Diet may play an important role as well. Compared to mice receiving a standard chow diet, aging mice (≥ 18 months old) receiving a diet enriched in omega-6 fatty acids (safflower oil-linoleic acid) had higher levels of the proinflammatory mediators, LTB4 and TxB2, and cardiac cytokines, both indicating low-grade chronic inflammation42. They also had increased nighttime carbohydrate utilization and atrio-ventricular block on dobutamine-induced stress test, findings suggesting an adverse effect of enrichment in dietary omega-6 fatty acids. When subjected to ligature of the coronary artery to cause myocardial infarction (MI), despite similar infarct size and left ventricular dysfunction post-MI, those on the safflower oil diet had decreased 5-, 12- and 15-lipoxygenases in the infarcted left ventricle, lower levels of pro-resolving mediators and increased expression of TNF-α and IL-1β compared to mice receiving the chow diet43. In contrast, feeding an omega-3 enriched diet to obese ob/ob mice resulted in increased levels of the pro-resolving mediators, RvD1, PD1 and their pathway marker, 17-HDHA, in visceral white adipose tissue37. Nanomolar concentrations of LXA4 decreased IL-6 and restored the glucose transporter, GLUT4, and IRS-1 in adipose explants from aging female mice, a finding indicating reduced inflammation and improved insulin sensitivity44. LXA4 has also been shown to preserve AKt signaling and glucose uptake in cultured adipocytes44. Transgenic restoration of the SPM precursors, eicosapentaenoic acid (EPA) and docosahexaenoic acid (DHA), reversed the loss of resolution capacity in adipose tissue from fat-1 obese mice, a finding suggesting the activity of the pro-resolution SPM pathways depends on how much EPA and DHA are consumed in the diet45. These findings suggest that the failure of adipose tissue to produce SPMs to resolve inflammation can contribute to obesity-linked inflammation and insulin resistance. Altogether, these and our present findings strongly suggest a potential role for SPMs in obesity-linked inflammation and insulin resistance and that dietary EPA and DHA can influence the pro-resolution SPM pathways. Whether increasing SPMs in severe obesity in humans by dietary increase in EPA and DHA would favorably reduce inflammation and thereby have some clinical benefit particularly in diabetes will require further clinical study.

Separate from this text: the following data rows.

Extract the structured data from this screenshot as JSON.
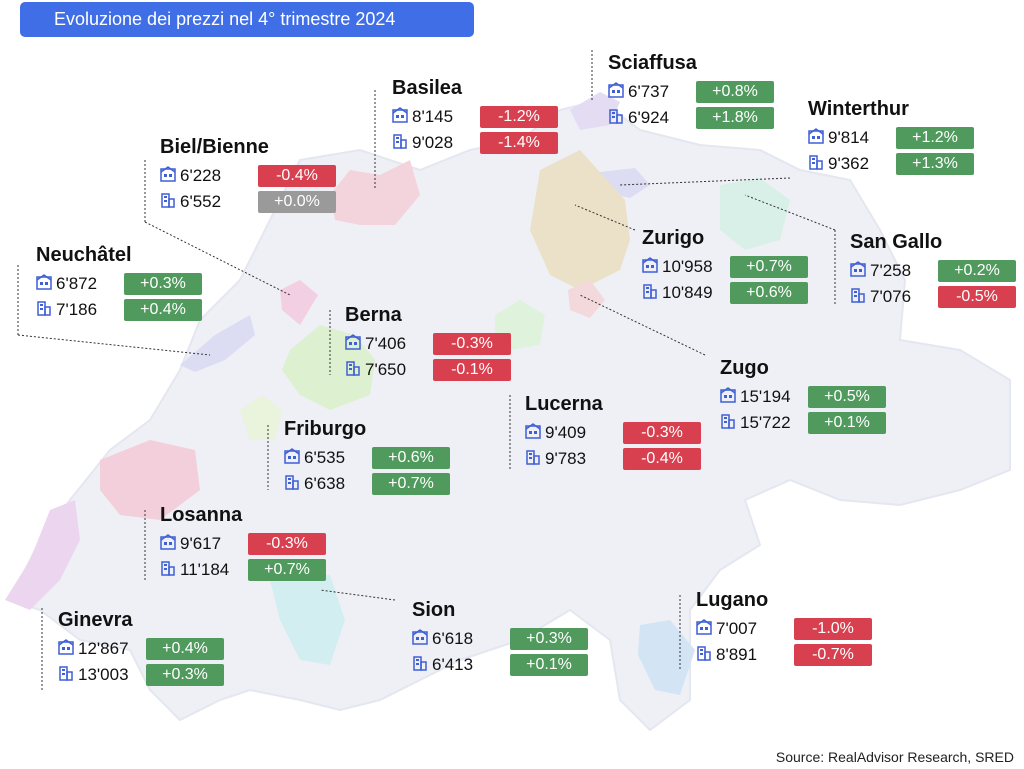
{
  "title": "Evoluzione dei prezzi nel 4° trimestre 2024",
  "source": "Source: RealAdvisor Research, SRED",
  "legend_icons": {
    "apartment": "apartment-icon",
    "house": "house-icon"
  },
  "colors": {
    "positive": "#4f9a5c",
    "negative": "#d9404f",
    "neutral": "#9a9a9a",
    "title_bg": "#3f6ee6",
    "icon": "#3f5fd6",
    "country": "#eef0f6"
  },
  "cities": [
    {
      "id": "basilea",
      "name": "Basilea",
      "rows": [
        {
          "icon": "apartment",
          "price": "8'145",
          "change": "-1.2%",
          "sign": "neg"
        },
        {
          "icon": "house",
          "price": "9'028",
          "change": "-1.4%",
          "sign": "neg"
        }
      ]
    },
    {
      "id": "sciaffusa",
      "name": "Sciaffusa",
      "rows": [
        {
          "icon": "apartment",
          "price": "6'737",
          "change": "+0.8%",
          "sign": "pos"
        },
        {
          "icon": "house",
          "price": "6'924",
          "change": "+1.8%",
          "sign": "pos"
        }
      ]
    },
    {
      "id": "winterthur",
      "name": "Winterthur",
      "rows": [
        {
          "icon": "apartment",
          "price": "9'814",
          "change": "+1.2%",
          "sign": "pos"
        },
        {
          "icon": "house",
          "price": "9'362",
          "change": "+1.3%",
          "sign": "pos"
        }
      ]
    },
    {
      "id": "biel",
      "name": "Biel/Bienne",
      "rows": [
        {
          "icon": "apartment",
          "price": "6'228",
          "change": "-0.4%",
          "sign": "neg"
        },
        {
          "icon": "house",
          "price": "6'552",
          "change": "+0.0%",
          "sign": "zero"
        }
      ]
    },
    {
      "id": "zurigo",
      "name": "Zurigo",
      "rows": [
        {
          "icon": "apartment",
          "price": "10'958",
          "change": "+0.7%",
          "sign": "pos"
        },
        {
          "icon": "house",
          "price": "10'849",
          "change": "+0.6%",
          "sign": "pos"
        }
      ]
    },
    {
      "id": "sangallo",
      "name": "San Gallo",
      "rows": [
        {
          "icon": "apartment",
          "price": "7'258",
          "change": "+0.2%",
          "sign": "pos"
        },
        {
          "icon": "house",
          "price": "7'076",
          "change": "-0.5%",
          "sign": "neg"
        }
      ]
    },
    {
      "id": "neuchatel",
      "name": "Neuchâtel",
      "rows": [
        {
          "icon": "apartment",
          "price": "6'872",
          "change": "+0.3%",
          "sign": "pos"
        },
        {
          "icon": "house",
          "price": "7'186",
          "change": "+0.4%",
          "sign": "pos"
        }
      ]
    },
    {
      "id": "berna",
      "name": "Berna",
      "rows": [
        {
          "icon": "apartment",
          "price": "7'406",
          "change": "-0.3%",
          "sign": "neg"
        },
        {
          "icon": "house",
          "price": "7'650",
          "change": "-0.1%",
          "sign": "neg"
        }
      ]
    },
    {
      "id": "zugo",
      "name": "Zugo",
      "rows": [
        {
          "icon": "apartment",
          "price": "15'194",
          "change": "+0.5%",
          "sign": "pos"
        },
        {
          "icon": "house",
          "price": "15'722",
          "change": "+0.1%",
          "sign": "pos"
        }
      ]
    },
    {
      "id": "lucerna",
      "name": "Lucerna",
      "rows": [
        {
          "icon": "apartment",
          "price": "9'409",
          "change": "-0.3%",
          "sign": "neg"
        },
        {
          "icon": "house",
          "price": "9'783",
          "change": "-0.4%",
          "sign": "neg"
        }
      ]
    },
    {
      "id": "friburgo",
      "name": "Friburgo",
      "rows": [
        {
          "icon": "apartment",
          "price": "6'535",
          "change": "+0.6%",
          "sign": "pos"
        },
        {
          "icon": "house",
          "price": "6'638",
          "change": "+0.7%",
          "sign": "pos"
        }
      ]
    },
    {
      "id": "losanna",
      "name": "Losanna",
      "rows": [
        {
          "icon": "apartment",
          "price": "9'617",
          "change": "-0.3%",
          "sign": "neg"
        },
        {
          "icon": "house",
          "price": "11'184",
          "change": "+0.7%",
          "sign": "pos"
        }
      ]
    },
    {
      "id": "lugano",
      "name": "Lugano",
      "rows": [
        {
          "icon": "apartment",
          "price": "7'007",
          "change": "-1.0%",
          "sign": "neg"
        },
        {
          "icon": "house",
          "price": "8'891",
          "change": "-0.7%",
          "sign": "neg"
        }
      ]
    },
    {
      "id": "sion",
      "name": "Sion",
      "rows": [
        {
          "icon": "apartment",
          "price": "6'618",
          "change": "+0.3%",
          "sign": "pos"
        },
        {
          "icon": "house",
          "price": "6'413",
          "change": "+0.1%",
          "sign": "pos"
        }
      ]
    },
    {
      "id": "ginevra",
      "name": "Ginevra",
      "rows": [
        {
          "icon": "apartment",
          "price": "12'867",
          "change": "+0.4%",
          "sign": "pos"
        },
        {
          "icon": "house",
          "price": "13'003",
          "change": "+0.3%",
          "sign": "pos"
        }
      ]
    }
  ]
}
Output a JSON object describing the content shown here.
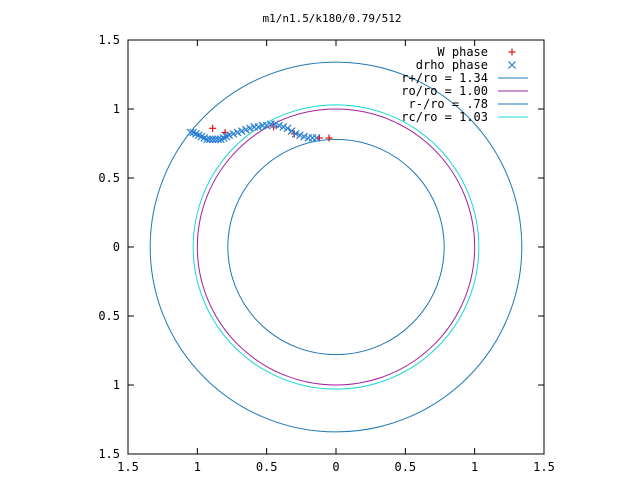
{
  "chart_data": {
    "type": "scatter",
    "title": "m1/n1.5/k180/0.79/512",
    "xlim": [
      -1.5,
      1.5
    ],
    "ylim": [
      -1.5,
      1.5
    ],
    "x_tick_labels": [
      "1.5",
      "1",
      "0.5",
      "0",
      "0.5",
      "1",
      "1.5"
    ],
    "y_tick_labels": [
      "1.5",
      "1",
      "0.5",
      "0",
      "0.5",
      "1",
      "1.5"
    ],
    "ticks": [
      -1.5,
      -1,
      -0.5,
      0,
      0.5,
      1,
      1.5
    ],
    "legend_position": "top-right",
    "series": [
      {
        "name": "W phase",
        "kind": "points",
        "marker": "plus",
        "color": "#e01010",
        "points": [
          [
            -0.89,
            0.86
          ],
          [
            -0.8,
            0.83
          ],
          [
            -0.45,
            0.87
          ],
          [
            -0.3,
            0.82
          ],
          [
            -0.12,
            0.79
          ],
          [
            -0.05,
            0.79
          ]
        ]
      },
      {
        "name": "drho phase",
        "kind": "points",
        "marker": "x",
        "color": "#2a7fd4",
        "points": [
          [
            -1.05,
            0.83
          ],
          [
            -1.03,
            0.83
          ],
          [
            -1.01,
            0.82
          ],
          [
            -0.99,
            0.81
          ],
          [
            -0.97,
            0.8
          ],
          [
            -0.95,
            0.79
          ],
          [
            -0.93,
            0.78
          ],
          [
            -0.91,
            0.78
          ],
          [
            -0.89,
            0.78
          ],
          [
            -0.87,
            0.78
          ],
          [
            -0.85,
            0.78
          ],
          [
            -0.83,
            0.78
          ],
          [
            -0.81,
            0.79
          ],
          [
            -0.79,
            0.8
          ],
          [
            -0.77,
            0.81
          ],
          [
            -0.74,
            0.82
          ],
          [
            -0.71,
            0.83
          ],
          [
            -0.68,
            0.84
          ],
          [
            -0.65,
            0.85
          ],
          [
            -0.62,
            0.86
          ],
          [
            -0.59,
            0.87
          ],
          [
            -0.56,
            0.87
          ],
          [
            -0.53,
            0.88
          ],
          [
            -0.5,
            0.88
          ],
          [
            -0.47,
            0.89
          ],
          [
            -0.44,
            0.89
          ],
          [
            -0.41,
            0.88
          ],
          [
            -0.38,
            0.87
          ],
          [
            -0.35,
            0.86
          ],
          [
            -0.32,
            0.84
          ],
          [
            -0.29,
            0.82
          ],
          [
            -0.26,
            0.81
          ],
          [
            -0.23,
            0.8
          ],
          [
            -0.2,
            0.79
          ],
          [
            -0.17,
            0.79
          ],
          [
            -0.14,
            0.79
          ]
        ]
      },
      {
        "name": "r+/ro = 1.34",
        "kind": "circle",
        "radius": 1.34,
        "color": "#1f77b4"
      },
      {
        "name": "ro/ro = 1.00",
        "kind": "circle",
        "radius": 1.0,
        "color": "#a020a0"
      },
      {
        "name": "r-/ro = .78",
        "kind": "circle",
        "radius": 0.78,
        "color": "#1f77b4"
      },
      {
        "name": "rc/ro = 1.03",
        "kind": "circle",
        "radius": 1.03,
        "color": "#18d8d8"
      }
    ]
  }
}
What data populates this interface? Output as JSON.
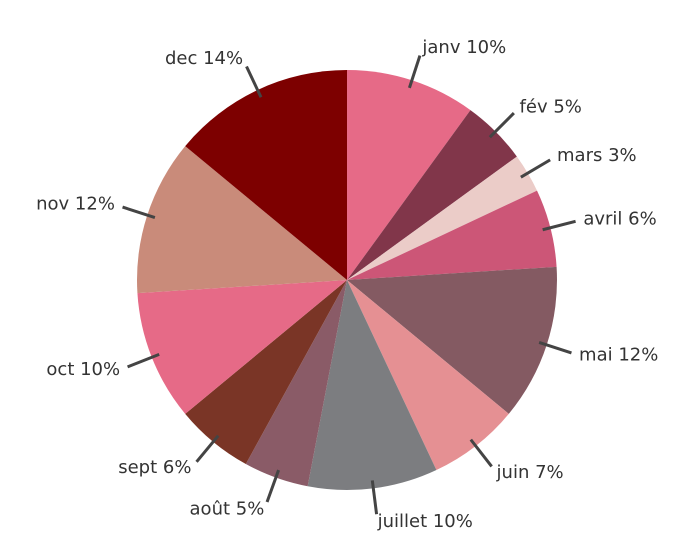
{
  "chart_data": {
    "type": "pie",
    "categories": [
      "janv",
      "fév",
      "mars",
      "avril",
      "mai",
      "juin",
      "juillet",
      "août",
      "sept",
      "oct",
      "nov",
      "dec"
    ],
    "values": [
      10,
      5,
      3,
      6,
      12,
      7,
      10,
      5,
      6,
      10,
      12,
      14
    ],
    "value_labels": [
      "10%",
      "5%",
      "3%",
      "6%",
      "12%",
      "7%",
      "10%",
      "5%",
      "6%",
      "10%",
      "12%",
      "14%"
    ],
    "colors": [
      "#e66a87",
      "#81364a",
      "#ebccc8",
      "#cc5677",
      "#845a62",
      "#e59093",
      "#7c7d80",
      "#8a5b67",
      "#7a3526",
      "#e66a87",
      "#c98b7a",
      "#7d0000"
    ]
  }
}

In conclusion, the major findings in the current study are: (1) higher levels of SPMs, WBC and platelet count in morbidly obese subjects compared to mildly obese subjects indicate a higher level of inflammation in morbidly obese subjects; (2) the decrease in SPMs in nondiabetic but not in diabetic subjects after surgery with > 40% weight loss in both is consistent with a greater reduction in inflammation in nondiabetic subjects; the lack of reduction in diabetic subjects suggests that diabetes promotes continued inflammation; and (3) the lack of remission of diabetes after surgically-induced weight loss is associated with a reduced ability to produce a specific SPM, namely MaR1. Future studies are needed to determine if SPMs are only a marker of inflammation or perhaps are, or can be, actively involved in resolving the inflammatory process in severe obesity.